Pablo Picasso is one of the best known, most prolific artists in history, and had a heavy hand in shaping the movement of art through the 20th century. So vast is his portfolio that it is traditionally discussed in periods of its own, though even within a tight time period his subject matter and media were remarkably diverse. The son of an art professor, he began making art as a child, and showed such promise that he was admitted to the prestigious Barcelona School of Fine Arts at age 14, 3 years earlier than typical.
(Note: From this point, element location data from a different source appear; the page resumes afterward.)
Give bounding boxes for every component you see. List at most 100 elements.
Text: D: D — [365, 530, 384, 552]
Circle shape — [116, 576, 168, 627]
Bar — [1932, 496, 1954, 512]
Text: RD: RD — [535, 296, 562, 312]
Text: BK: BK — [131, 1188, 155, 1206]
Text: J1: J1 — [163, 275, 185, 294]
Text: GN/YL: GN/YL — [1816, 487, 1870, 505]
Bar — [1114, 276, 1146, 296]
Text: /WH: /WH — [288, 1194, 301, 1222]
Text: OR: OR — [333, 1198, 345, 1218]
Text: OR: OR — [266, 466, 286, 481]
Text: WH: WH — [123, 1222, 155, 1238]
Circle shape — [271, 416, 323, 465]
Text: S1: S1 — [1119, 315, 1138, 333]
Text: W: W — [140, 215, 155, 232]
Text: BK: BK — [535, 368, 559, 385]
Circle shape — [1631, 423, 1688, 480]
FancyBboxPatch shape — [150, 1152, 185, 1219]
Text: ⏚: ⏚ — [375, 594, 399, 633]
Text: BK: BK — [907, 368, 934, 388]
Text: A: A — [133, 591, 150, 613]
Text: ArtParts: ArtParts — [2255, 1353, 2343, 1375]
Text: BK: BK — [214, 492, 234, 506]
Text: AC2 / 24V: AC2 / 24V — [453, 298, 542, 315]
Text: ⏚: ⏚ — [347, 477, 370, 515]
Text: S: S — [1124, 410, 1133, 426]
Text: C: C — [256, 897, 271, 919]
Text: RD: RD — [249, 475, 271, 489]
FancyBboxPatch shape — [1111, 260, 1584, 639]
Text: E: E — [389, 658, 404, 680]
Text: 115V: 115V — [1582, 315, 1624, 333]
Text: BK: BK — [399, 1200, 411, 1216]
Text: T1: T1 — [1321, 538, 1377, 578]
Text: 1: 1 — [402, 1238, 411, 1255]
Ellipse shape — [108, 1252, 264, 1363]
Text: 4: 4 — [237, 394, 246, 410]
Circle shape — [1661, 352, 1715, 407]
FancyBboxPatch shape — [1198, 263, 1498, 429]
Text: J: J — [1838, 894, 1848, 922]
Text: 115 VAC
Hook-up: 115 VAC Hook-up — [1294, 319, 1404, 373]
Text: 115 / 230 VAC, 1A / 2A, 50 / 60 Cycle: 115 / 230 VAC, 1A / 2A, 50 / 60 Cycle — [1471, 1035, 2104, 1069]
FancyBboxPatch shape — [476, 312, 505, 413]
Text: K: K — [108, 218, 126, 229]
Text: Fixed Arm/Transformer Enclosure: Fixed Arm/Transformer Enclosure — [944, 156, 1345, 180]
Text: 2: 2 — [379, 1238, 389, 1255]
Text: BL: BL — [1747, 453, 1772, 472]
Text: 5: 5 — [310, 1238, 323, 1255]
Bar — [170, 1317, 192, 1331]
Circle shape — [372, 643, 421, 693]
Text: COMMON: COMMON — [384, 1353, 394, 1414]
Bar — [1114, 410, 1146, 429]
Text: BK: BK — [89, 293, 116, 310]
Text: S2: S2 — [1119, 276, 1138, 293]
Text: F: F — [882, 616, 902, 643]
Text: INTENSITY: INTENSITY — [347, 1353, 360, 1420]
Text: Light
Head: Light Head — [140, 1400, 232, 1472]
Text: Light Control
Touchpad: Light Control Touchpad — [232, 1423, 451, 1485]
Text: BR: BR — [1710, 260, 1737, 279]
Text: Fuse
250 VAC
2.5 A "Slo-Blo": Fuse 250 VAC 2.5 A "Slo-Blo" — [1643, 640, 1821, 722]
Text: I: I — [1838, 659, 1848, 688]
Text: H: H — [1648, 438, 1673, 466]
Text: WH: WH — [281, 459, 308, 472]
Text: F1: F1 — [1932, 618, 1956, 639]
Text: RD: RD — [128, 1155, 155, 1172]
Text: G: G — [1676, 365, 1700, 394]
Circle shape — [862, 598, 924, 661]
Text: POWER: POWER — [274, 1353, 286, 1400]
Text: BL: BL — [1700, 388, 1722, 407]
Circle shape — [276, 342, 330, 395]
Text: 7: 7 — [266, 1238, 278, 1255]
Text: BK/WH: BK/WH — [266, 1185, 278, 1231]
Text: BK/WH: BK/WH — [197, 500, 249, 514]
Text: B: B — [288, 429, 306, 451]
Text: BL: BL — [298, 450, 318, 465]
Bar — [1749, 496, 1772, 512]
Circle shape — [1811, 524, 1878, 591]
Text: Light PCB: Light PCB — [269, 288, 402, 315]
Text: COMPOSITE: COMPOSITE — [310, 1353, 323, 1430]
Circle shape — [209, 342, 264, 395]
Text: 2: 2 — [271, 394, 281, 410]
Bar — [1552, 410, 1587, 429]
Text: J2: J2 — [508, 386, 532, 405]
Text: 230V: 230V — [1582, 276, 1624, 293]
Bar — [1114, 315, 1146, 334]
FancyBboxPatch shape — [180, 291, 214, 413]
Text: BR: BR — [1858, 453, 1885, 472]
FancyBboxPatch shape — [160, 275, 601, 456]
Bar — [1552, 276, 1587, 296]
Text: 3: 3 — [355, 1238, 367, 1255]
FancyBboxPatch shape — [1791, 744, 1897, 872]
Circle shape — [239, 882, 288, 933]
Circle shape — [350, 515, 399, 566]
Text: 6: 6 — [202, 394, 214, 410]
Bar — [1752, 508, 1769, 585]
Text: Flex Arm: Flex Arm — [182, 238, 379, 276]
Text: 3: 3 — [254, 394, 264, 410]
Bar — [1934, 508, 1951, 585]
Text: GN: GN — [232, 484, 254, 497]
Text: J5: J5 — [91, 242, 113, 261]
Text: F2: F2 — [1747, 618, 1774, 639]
He continued study in Madrid, and then moved in 1900 to Paris, where he met other artists, writers, and composers and was extremely productive in the studio he set up for himself.
His early Paris work is largely figural, with some slight, expressive distortion of realistic forms and, famously, an intense adjustment of his color palette to relate his mood. The Blue Period, spanning 1901 - 1904, was brought on by the suicide of Picasso’s best friend, Carlos Casagemas, and the depressive episode that followed. The start of a new love affair and growing patronage for his work led to Rose Period works from 1904 - 1906.
Picasso’s first masterpiece, the proto-Cubist painting, Les Demoiselles d’Avignon, was completed in 1907, depicting a group of prostitute-models with fragmented forms and faces abstracted to mask-like simplicity. The shattered, reduced-to-parts figures and allusion to African masks would become staples of Picasso’s Cubism. He was utilizing subject matter to a communicative end, abstracting and distorting to suit his message, rather than attempting realism. This extreme abstraction of still-recognizable form may have been a necessary step between realistic depiction of the world and the Non-Objective Abstraction that came a few decades later.
While Picasso is best known for his development of Cubism and its effect on abstraction thereafter, he worked, through his long and prolific career, in a variety of media and subject matter. He carved into clay tablets and plates and sculpted both in relief and in the round in clay, metal, wood, and found materials, in addition to painting, drawing, and printing. Throughout his work, distortion and fragmentation of form affect a wordless, emotional message; he uses his materials and subject matter as a means to that end.
Laura Payne, Essential Picasso (Bath, UK: Parragon, 2002).
Arianna Huffington, “Picasso: Creator and Destroyer,” The Atlantic, June 1988.